Wir, mein Regiment und ich, waren befehligt worden, nach Westen vorzugehen, und so stießen wir am 30. August bei Beaumont auf die Deutschen, die umer dem Kronprinzen von Sachsen heranmarschirten. Wir mußten uns schlagen unter ungünstigen Umständen; aber es mußte sein, uns schlagen gegen die Uebermacht. Wir thaten dies mit aller Verve, die doch nur den Franzosen eigen ist; aber die Uebermacht siegte, wir gingen zurück. Mein Regiment hatte sehr gelitten, und es fragte sich, ob wir als eigene Truppe auftreten konnten, wurden deshalb in die Arneregarde gestellt. Mich aber duldete es nicht dort, ich hatte mich dem Regiment Hanselbourg einem Elsässer wie ich, angeschlossen.
Es war eine eigentümliche Nacht, wir saßen dicht um ein Feuer herum, zu äußerst gegen den Feind. Ich hatte an die Meinen gedacht, an meinen Cousin, der mich beerben wollte, auch einige Zeilen in mein Notitzbuch geschrieben, als plötzlich der Ruf „zu halten" ertönte. Es war der General Ducrot, der die Vorposten revidirte.

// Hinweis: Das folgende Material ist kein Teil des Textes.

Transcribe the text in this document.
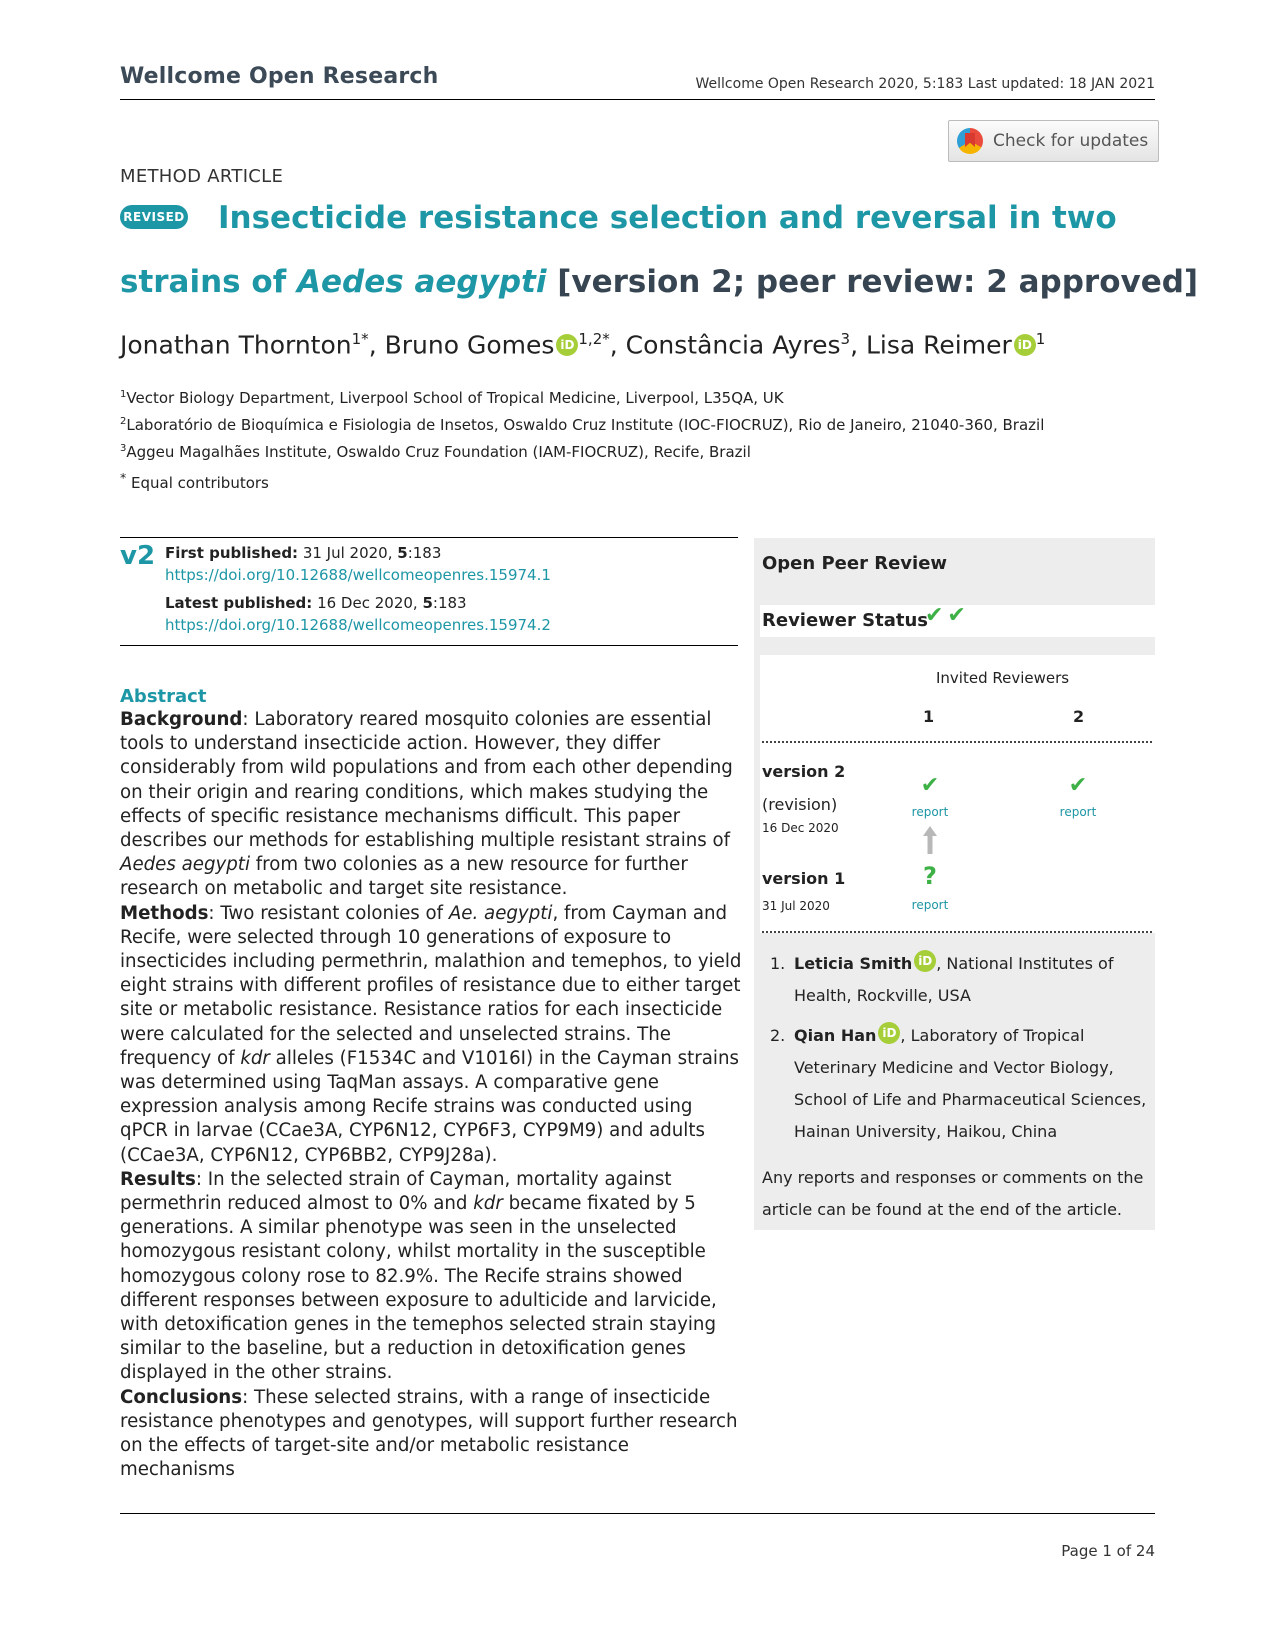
Wellcome Open Research	Wellcome Open Research 2020, 5:183 Last updated: 18 JAN 2021
Check for updates
METHOD ARTICLE
REVISED Insecticide resistance selection and reversal in two
strains of Aedes aegypti [version 2; peer review: 2 approved]
Jonathan Thornton$^{1*}$, Bruno Gomes iD $^{1,2*}$, Constância Ayres$^3$, Lisa Reimer iD $^1$
$^1$Vector Biology Department, Liverpool School of Tropical Medicine, Liverpool, L35QA, UK
$^2$Laboratório de Bioquímica e Fisiologia de Insetos, Oswaldo Cruz Institute (IOC-FIOCRUZ), Rio de Janeiro, 21040-360, Brazil
$^3$Aggeu Magalhães Institute, Oswaldo Cruz Foundation (IAM-FIOCRUZ), Recife, Brazil
* Equal contributors
v2 First published: 31 Jul 2020, 5:183
https://doi.org/10.12688/wellcomeopenres.15974.1
Latest published: 16 Dec 2020, 5:183
https://doi.org/10.12688/wellcomeopenres.15974.2
Abstract

Background: Laboratory reared mosquito colonies are essential tools to understand insecticide action. However, they differ considerably from wild populations and from each other depending on their origin and rearing conditions, which makes studying the effects of specific resistance mechanisms difficult. This paper describes our methods for establishing multiple resistant strains of Aedes aegypti from two colonies as a new resource for further research on metabolic and target site resistance.

Methods: Two resistant colonies of Ae. aegypti, from Cayman and Recife, were selected through 10 generations of exposure to insecticides including permethrin, malathion and temephos, to yield eight strains with different profiles of resistance due to either target site or metabolic resistance. Resistance ratios for each insecticide were calculated for the selected and unselected strains. The frequency of kdr alleles (F1534C and V1016I) in the Cayman strains was determined using TaqMan assays. A comparative gene expression analysis among Recife strains was conducted using qPCR in larvae (CCae3A, CYP6N12, CYP6F3, CYP9M9) and adults (CCae3A, CYP6N12, CYP6BB2, CYP9J28a).

Results: In the selected strain of Cayman, mortality against permethrin reduced almost to 0% and kdr became fixated by 5 generations. A similar phenotype was seen in the unselected homozygous resistant colony, whilst mortality in the susceptible homozygous colony rose to 82.9%. The Recife strains showed different responses between exposure to adulticide and larvicide, with detoxification genes in the temephos selected strain staying similar to the baseline, but a reduction in detoxification genes displayed in the other strains.

Conclusions: These selected strains, with a range of insecticide resistance phenotypes and genotypes, will support further research on the effects of target-site and/or metabolic resistance mechanisms

Open Peer Review
Reviewer Status
✔✔
Invited Reviewers
1	2
version 2
(revision)
16 Dec 2020
✔
report
✔
report
version 1
31 Jul 2020
?
report
1. Leticia Smith iD , National Institutes of Health, Rockville, USA
2. Qian Han iD , Laboratory of Tropical Veterinary Medicine and Vector Biology, School of Life and Pharmaceutical Sciences, Hainan University, Haikou, China
Any reports and responses or comments on the article can be found at the end of the article.
Page 1 of 24
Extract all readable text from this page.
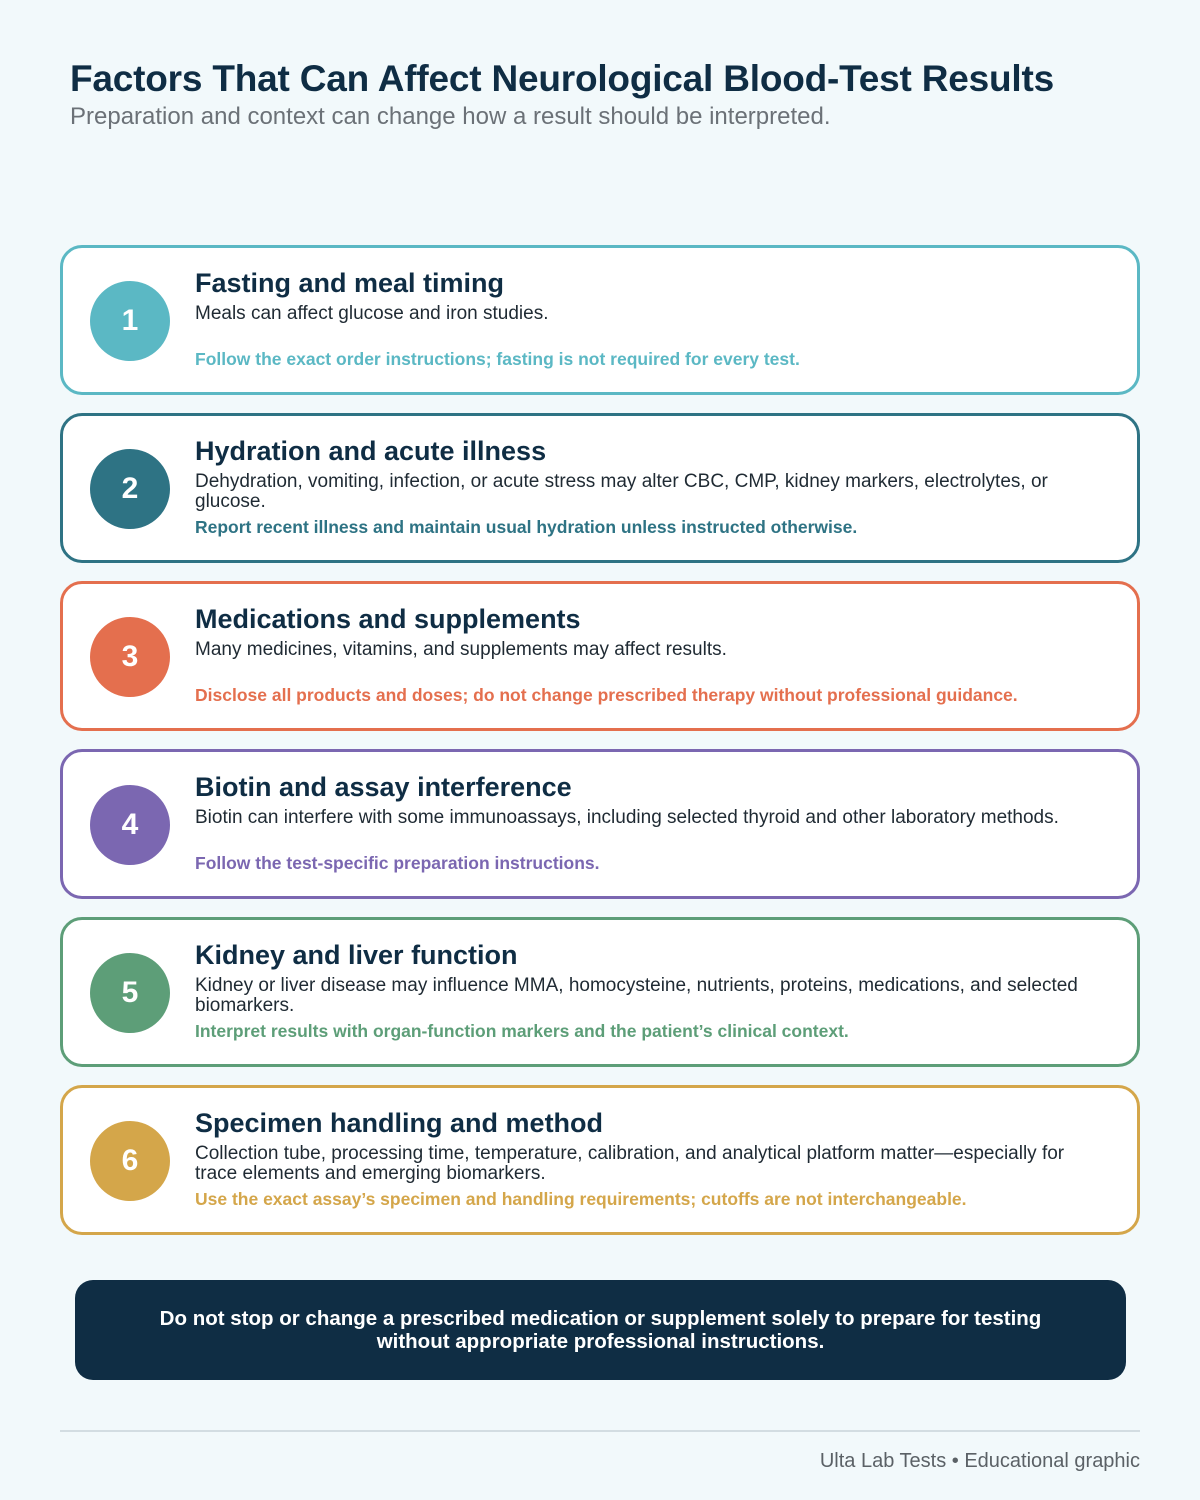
Factors That Can Affect Neurological Blood-Test Results

Preparation and context can change how a result should be interpreted.

1
Fasting and meal timing

Meals can affect glucose and iron studies.

Follow the exact order instructions; fasting is not required for every test.

2
Hydration and acute illness

Dehydration, vomiting, infection, or acute stress may alter CBC, CMP, kidney markers, electrolytes, or glucose.

Report recent illness and maintain usual hydration unless instructed otherwise.

3
Medications and supplements

Many medicines, vitamins, and supplements may affect results.

Disclose all products and doses; do not change prescribed therapy without professional guidance.

4
Biotin and assay interference

Biotin can interfere with some immunoassays, including selected thyroid and other laboratory methods.

Follow the test-specific preparation instructions.

5
Kidney and liver function

Kidney or liver disease may influence MMA, homocysteine, nutrients, proteins, medications, and selected biomarkers.

Interpret results with organ-function markers and the patient’s clinical context.

6
Specimen handling and method

Collection tube, processing time, temperature, calibration, and analytical platform matter—especially for trace elements and emerging biomarkers.

Use the exact assay’s specimen and handling requirements; cutoffs are not interchangeable.

Do not stop or change a prescribed medication or supplement solely to prepare for testing without appropriate professional instructions.
Ulta Lab Tests • Educational graphic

Ducrot war nicht besonders groß, seine Gestalt hatte etwas Unsoldatisches, doch zählte er zu den besten Soldaten, die wir besaßen. Hanselbourg fragte, ob am folgenden Tage eine Endscheidungsschlacht bevorstehe.
„Was wollen Sie?" ließ sich Ducrot vernehmen, „jede Schlacht ist entscheidend, wir sind in günstiger Stellung, und wenn Jeder seine Schuldigkeit thut, dann ist es gut. cks vous salus." Mit den Worten wollte er davon sprengen.
„In günstiger Stellung!" flüsterte ich Hanselbourg zu. „Mir erscheint dieselbe wie die Napoleon's I. bei Leipzig."
Ducrot hatte meine Worte gehört, er verharrte, den Fuß im Bügel. „Thue Jeder seine Schuldigkeit und wir werden siegen."
„Ich denke, mein General," sagte ich, „daß ich und mein Regiment zu jeder Zeit ihre Schuldigkeit gethan haben.
Ducrot warf mir einen Blick zu, der schwer zu beschreiben. „Jeder Mensch hat über Schuldigkeit eine verschiedene Ansicht," sagte er, „der Obrist Hautepied hat sich rühmlich gehalten, er wird jenen Hohlweg mit seinem Leibe decken."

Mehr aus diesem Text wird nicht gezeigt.